William Salmon

Personal information
- Full name: William Joseph Salmon
- Born: 29 May 1846 Sydney, Australia
- Died: 25 October 1907 (aged 61) Palmerston North, New Zealand

Domestic team information
- 1873-74 to 1884-85, 1886-87 to 1889-90: Wellington
- 1885-86: Hawke's Bay
- 1891-92: Taranaki

Career statistics
| Competition | First-class |
| Matches | 12 |
| Runs scored | 235 |
| Batting average | 11.19 |
| 100s/50s | 0/1 |
| Top score | 50 |
| Balls bowled |  |
| Wickets | 0 |
| Bowling average | – |
| 5 wickets in innings | – |
| 10 wickets in match | – |
| Best bowling | – |
| Catches/stumpings | 7/3 |
- Source: Cricinfo, 20 May 2017

= William Salmon (cricketer) =

New Zealand cricketer

William Joseph Salmon (29 May 1846 – 25 October 1907) was a businessman and first-class cricketer in New Zealand.

==Personal life==
Salmon was born in Sydney. He moved to New Zealand with his parents in 1864 and was apprenticed to the drapery trade.

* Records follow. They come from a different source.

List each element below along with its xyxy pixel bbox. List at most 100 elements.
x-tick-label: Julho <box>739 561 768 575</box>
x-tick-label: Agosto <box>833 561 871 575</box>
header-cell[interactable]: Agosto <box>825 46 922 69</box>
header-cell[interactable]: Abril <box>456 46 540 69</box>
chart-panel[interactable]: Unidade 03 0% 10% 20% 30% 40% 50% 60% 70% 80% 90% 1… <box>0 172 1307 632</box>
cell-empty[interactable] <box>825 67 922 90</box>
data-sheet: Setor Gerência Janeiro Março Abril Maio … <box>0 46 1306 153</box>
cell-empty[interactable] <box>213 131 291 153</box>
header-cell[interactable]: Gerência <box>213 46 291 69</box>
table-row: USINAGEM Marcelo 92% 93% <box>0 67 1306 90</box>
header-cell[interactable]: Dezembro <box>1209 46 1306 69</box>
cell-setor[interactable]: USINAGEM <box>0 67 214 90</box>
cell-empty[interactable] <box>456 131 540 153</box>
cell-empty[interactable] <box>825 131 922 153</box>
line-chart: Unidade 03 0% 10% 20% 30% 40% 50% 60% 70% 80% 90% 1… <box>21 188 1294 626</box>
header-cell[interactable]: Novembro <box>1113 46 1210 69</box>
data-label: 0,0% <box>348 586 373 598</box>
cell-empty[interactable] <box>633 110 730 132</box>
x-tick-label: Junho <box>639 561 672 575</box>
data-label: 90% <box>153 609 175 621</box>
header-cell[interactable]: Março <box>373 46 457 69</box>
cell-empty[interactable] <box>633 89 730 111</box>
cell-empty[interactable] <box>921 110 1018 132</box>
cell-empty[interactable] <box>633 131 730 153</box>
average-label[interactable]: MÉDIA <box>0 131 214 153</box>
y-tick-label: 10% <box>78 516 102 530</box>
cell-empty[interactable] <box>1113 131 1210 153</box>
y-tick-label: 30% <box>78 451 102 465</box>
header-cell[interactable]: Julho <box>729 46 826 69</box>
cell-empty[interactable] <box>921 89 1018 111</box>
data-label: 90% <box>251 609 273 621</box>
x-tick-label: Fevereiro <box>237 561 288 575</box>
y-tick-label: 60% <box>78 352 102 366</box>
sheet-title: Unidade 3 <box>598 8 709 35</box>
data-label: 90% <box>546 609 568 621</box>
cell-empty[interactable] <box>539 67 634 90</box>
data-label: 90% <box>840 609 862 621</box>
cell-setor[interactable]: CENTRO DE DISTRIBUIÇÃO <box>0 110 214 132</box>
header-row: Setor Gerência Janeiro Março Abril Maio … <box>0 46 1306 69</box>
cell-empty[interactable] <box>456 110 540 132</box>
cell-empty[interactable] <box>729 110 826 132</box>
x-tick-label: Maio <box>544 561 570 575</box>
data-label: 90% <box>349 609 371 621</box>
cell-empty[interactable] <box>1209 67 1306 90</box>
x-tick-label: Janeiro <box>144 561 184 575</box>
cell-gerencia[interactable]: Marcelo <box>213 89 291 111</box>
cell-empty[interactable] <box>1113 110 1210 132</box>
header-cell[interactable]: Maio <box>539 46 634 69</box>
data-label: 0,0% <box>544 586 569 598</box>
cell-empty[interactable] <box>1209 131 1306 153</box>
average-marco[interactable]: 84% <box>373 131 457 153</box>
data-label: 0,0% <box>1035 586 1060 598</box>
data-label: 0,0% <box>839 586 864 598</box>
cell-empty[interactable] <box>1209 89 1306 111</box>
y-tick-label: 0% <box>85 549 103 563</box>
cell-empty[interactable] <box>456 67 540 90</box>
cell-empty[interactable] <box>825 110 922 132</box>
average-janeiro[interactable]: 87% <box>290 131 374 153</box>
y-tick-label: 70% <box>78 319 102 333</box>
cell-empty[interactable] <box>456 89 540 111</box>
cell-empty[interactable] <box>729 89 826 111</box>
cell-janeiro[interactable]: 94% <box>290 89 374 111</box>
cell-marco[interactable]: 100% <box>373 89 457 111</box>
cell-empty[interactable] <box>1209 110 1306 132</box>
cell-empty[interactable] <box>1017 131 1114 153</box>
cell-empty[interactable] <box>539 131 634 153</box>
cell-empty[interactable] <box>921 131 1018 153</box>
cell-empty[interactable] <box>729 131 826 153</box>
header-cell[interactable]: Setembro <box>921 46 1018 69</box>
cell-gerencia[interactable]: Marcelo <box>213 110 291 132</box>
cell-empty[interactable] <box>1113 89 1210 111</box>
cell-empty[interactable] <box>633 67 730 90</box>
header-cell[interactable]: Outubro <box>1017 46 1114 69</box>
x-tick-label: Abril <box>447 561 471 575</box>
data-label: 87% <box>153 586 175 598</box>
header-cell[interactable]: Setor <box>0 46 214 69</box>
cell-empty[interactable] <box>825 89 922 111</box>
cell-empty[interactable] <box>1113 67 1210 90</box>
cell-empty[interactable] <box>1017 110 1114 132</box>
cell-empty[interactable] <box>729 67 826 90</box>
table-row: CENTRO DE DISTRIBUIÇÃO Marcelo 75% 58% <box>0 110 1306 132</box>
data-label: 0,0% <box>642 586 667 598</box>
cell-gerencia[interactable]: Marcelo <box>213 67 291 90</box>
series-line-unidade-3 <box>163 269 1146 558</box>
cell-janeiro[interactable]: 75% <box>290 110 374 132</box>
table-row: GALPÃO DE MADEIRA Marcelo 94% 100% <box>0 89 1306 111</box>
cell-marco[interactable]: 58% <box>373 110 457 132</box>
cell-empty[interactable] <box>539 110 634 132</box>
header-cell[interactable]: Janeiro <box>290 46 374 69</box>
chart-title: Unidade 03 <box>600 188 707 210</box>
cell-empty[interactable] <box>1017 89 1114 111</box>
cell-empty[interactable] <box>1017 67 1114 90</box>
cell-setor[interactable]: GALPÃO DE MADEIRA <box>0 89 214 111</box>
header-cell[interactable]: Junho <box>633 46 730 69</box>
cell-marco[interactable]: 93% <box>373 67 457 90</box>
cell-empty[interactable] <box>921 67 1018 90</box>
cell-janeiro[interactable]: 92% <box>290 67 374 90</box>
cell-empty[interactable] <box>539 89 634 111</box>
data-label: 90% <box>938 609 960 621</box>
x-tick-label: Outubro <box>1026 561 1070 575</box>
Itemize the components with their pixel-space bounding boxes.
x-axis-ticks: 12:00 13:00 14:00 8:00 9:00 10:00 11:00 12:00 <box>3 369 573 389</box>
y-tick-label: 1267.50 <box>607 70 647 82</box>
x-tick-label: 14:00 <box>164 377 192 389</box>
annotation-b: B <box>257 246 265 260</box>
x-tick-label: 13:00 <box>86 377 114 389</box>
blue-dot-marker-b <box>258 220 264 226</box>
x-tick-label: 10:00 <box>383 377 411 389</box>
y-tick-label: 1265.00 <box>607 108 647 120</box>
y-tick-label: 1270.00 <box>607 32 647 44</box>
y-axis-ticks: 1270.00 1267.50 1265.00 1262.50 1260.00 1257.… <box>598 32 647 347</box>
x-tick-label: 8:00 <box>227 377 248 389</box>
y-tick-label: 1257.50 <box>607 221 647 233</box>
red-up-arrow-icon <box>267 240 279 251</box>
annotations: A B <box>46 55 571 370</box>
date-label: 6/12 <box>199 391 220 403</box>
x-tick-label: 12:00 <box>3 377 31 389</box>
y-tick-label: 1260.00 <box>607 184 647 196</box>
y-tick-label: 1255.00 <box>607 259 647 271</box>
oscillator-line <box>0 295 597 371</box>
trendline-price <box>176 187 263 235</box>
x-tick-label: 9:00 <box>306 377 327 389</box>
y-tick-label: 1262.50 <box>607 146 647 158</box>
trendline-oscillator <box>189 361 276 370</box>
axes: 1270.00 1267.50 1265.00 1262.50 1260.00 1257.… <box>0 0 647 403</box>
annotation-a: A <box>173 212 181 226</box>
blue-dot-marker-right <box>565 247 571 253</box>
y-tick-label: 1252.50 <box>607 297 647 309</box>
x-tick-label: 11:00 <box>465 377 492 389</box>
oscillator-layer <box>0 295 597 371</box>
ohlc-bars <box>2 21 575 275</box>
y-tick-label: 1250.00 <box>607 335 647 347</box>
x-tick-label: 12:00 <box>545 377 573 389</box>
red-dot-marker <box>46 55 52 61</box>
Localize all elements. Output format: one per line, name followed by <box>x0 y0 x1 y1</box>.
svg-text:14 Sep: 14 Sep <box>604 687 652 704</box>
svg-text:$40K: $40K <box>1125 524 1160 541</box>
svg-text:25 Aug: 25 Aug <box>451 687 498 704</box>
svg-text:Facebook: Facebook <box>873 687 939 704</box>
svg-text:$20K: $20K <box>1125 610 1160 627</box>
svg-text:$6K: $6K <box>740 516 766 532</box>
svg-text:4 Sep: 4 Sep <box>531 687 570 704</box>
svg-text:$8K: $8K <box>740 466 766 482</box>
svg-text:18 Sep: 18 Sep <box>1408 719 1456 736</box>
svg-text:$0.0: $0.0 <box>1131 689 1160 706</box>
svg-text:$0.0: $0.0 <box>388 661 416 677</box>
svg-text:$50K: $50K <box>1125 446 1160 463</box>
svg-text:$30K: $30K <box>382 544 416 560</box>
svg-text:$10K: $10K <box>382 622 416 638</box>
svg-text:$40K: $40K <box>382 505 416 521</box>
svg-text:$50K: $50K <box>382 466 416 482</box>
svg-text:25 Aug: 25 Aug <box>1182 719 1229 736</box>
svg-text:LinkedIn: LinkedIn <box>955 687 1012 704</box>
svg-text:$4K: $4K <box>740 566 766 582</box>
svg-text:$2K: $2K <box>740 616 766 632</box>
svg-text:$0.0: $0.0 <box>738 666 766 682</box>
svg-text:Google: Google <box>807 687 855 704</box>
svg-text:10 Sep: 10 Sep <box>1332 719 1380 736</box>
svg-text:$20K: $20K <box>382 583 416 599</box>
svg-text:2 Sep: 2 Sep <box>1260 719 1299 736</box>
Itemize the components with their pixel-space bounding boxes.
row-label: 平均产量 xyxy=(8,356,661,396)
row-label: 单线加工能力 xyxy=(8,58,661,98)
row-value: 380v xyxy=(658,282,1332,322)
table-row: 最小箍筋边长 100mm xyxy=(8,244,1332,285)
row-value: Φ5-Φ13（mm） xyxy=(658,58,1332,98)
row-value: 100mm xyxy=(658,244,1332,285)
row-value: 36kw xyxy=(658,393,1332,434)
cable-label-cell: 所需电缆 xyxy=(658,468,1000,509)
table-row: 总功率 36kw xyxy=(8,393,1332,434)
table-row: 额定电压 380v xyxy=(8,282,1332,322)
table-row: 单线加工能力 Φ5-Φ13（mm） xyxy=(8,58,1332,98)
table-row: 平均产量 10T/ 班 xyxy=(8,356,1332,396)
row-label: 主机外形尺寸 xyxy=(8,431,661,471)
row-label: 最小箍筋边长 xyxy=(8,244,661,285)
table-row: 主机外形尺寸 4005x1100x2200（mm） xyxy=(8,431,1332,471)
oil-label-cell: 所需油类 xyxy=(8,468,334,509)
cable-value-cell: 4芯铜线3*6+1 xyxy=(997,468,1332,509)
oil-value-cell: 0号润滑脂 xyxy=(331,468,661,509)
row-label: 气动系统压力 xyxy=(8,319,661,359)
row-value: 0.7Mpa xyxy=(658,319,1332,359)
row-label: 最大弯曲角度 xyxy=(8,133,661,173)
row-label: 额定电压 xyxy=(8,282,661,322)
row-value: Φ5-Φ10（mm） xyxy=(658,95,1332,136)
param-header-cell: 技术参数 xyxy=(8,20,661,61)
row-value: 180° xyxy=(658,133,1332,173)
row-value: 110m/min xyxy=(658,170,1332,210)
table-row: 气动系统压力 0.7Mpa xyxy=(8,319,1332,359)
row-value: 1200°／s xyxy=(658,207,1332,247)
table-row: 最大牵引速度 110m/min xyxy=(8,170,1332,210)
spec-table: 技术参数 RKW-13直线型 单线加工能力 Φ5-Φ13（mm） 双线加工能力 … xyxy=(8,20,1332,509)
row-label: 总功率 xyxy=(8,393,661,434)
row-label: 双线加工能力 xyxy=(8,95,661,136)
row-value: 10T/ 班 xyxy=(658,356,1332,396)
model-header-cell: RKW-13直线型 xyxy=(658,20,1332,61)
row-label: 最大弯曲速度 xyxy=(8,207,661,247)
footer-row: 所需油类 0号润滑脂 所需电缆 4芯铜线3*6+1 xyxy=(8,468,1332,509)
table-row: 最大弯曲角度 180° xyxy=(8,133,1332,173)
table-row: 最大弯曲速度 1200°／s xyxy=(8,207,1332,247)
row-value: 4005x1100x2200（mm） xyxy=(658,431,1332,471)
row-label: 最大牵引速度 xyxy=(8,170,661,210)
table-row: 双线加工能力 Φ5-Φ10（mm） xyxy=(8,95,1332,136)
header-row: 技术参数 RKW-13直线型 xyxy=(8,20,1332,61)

He worked as a commercial traveller for the Kaiapoi Woollen Company for the last 23 years of his life, and also managed the company's Wellington branch. When travelling he returned on most weekends to Wellington, where he was a keen lawn bowler. He died suddenly of heart failure at the age of 61 while at work in Palmerston North. He left a wife, Sarah, and a grown-up family of two sons and a daughter.

==Cricket career==
He played cricket, as a batsman who usually opened the innings and sometimes kept wicket, for Wellington from 1873 to 1889, and also represented Hawke's Bay in 1886 and Taranaki in 1892.

For Wellington against Nelson in March 1885, he and Joseph Firth put on 100 for the first wicket in the second innings, the first century stand made by Wellington batsmen for any wicket.